Meine Erfahrung hat gezeigt, dass darüber hinaus Wetterumschwünge mögliche Trigger sein können, ebenso wie bestimmte Nahrungsmittel, Alkohol und hormonelle Veränderungen. Letztere sind auch der Grund dafür, dass mehr Personen mit Uterus als ohne von Migräne betroffen sind. Laut RKI haben 14,8 Prozent der Frauen in Deutschland Migräne, aber nur sechs Prozent der Männer. Und die Häufigkeit, mindestens einmal im Leben vestibuläre Migräne zu bekommen, läge bei etwa drei Prozent, so Lambert.

Um durch das beschriebene Krankheitsbild entstehende Einschränkungen im universitären Rahmen auszugleichen, gibt es den sogenannten Nachteilsausgleich. Dieser soll allen Student*innen ein chancengleiches Studium ermöglichen. Dabei soll er individuell auf die Bedürfnisse der Studierenden angepasst werden. Inzwischen wirbt die HU sogar damit, dass es einen studiumsbedingten und einen prüfungsbedingten Nachteilsausgleich gebe. Also einen Ausgleich, der während des Semesters erfolgen kann und sich beispielsweise auf Referate oder die Anwesenheit bezieht, und einen, der die Prüfungen betrifft. Als ich den Antrag auf Nachteilsausgleich 2018 gestellt habe, war von Ersterem keine Rede. Entweder wurde das damals schlecht kommuniziert oder die Uni hat die Möglichkeiten des Nachteilsausgleichs in den letzten Jahren erweitert. Für mich war das jedenfalls keine gute Dauerlösung, auch weil ein Nachteilsausgleich jedes Semester neu und für jede Prüfung einzeln beantragt werden muss, was bei einer chronischen Erkrankung nicht wirklich zielführend ist. 

Abschluss – und dann?

Oft mache ich mir Sorgen, wie meine Zukunft aussehen wird. In anderthalb Jahren werde ich mein Masterstudium beendet haben. Doch was dann? Ich möchte irgendwann hauptberuflich Journalistin sein, um über Missstände zu berichten und soziale Schieflagen aufzudecken. Werde ich Schwierigkeiten haben, mit meiner Krankheit einen Job zu finden? Wie werden zukünftige potenzielle Arbeitgeber*innen darauf reagieren? Werden sie mich für zuverlässig halten oder gehen sie das Risiko lieber gar nicht erst ein? Auch wenn es inzwischen laut Lempert viel Forschung zum Migräneschwindel gegeben habe, kann ich aus persönlicher Erfahrung sagen, dass die vestibuläre Migräne immer noch kaum bekannt ist. 

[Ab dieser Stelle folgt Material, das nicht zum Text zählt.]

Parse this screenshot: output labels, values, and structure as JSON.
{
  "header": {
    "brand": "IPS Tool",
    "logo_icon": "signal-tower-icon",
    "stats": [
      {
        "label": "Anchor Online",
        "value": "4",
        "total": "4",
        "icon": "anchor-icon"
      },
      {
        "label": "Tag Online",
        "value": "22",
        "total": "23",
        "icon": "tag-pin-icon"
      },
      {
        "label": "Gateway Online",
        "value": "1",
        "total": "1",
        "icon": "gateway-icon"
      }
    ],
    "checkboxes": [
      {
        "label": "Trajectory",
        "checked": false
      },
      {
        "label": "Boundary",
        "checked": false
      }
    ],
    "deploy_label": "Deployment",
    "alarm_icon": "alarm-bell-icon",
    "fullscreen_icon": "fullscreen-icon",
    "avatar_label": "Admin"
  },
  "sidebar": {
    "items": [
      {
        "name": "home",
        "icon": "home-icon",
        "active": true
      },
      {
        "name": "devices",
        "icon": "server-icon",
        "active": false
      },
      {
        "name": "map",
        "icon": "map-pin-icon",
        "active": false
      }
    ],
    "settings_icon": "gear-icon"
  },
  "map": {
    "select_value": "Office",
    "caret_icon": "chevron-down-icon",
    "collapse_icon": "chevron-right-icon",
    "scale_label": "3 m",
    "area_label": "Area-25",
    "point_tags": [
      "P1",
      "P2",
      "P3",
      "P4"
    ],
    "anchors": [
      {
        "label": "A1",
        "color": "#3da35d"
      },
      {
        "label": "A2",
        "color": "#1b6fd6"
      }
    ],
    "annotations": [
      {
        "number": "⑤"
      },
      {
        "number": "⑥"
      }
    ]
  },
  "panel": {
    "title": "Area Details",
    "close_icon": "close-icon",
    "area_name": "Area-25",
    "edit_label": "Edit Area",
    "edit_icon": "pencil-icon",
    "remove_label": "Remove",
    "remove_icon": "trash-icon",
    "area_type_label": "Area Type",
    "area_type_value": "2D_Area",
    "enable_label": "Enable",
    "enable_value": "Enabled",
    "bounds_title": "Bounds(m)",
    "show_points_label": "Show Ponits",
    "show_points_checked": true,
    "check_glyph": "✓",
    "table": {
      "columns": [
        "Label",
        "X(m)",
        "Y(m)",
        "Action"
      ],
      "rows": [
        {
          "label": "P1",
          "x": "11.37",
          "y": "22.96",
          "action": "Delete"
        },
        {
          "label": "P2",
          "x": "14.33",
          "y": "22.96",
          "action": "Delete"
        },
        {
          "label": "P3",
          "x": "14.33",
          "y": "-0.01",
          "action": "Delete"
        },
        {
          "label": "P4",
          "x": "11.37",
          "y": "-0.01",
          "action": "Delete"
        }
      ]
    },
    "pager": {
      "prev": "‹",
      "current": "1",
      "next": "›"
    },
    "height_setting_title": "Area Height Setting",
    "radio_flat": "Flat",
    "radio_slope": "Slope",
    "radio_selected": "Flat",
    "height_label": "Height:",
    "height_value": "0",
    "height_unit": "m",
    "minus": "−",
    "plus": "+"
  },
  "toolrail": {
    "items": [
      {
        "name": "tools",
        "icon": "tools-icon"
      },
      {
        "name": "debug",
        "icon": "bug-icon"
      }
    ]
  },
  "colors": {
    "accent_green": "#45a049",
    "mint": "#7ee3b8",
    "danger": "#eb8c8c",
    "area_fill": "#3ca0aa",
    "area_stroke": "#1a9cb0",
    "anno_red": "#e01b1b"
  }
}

Ununterbrochen setze ich mich mit einer Erkrankung auseinander, deren Namen viele noch nicht einmal gehört haben. Jeden Tag aufs Neue setze ich mich damit auseinander, wo meine Grenzen liegen, was ich kann und was nicht: Achterbahn fahren, 3D-Filme, Parties – alles out of the question für mich. Und immer wieder muss ich mich mit Menschen auseinandersetzen, die mangels richtiger Aufklärung unüberlegte Aussagen tätigen, denn: Ich habe Migräne. Ohne Kopfschmerzen.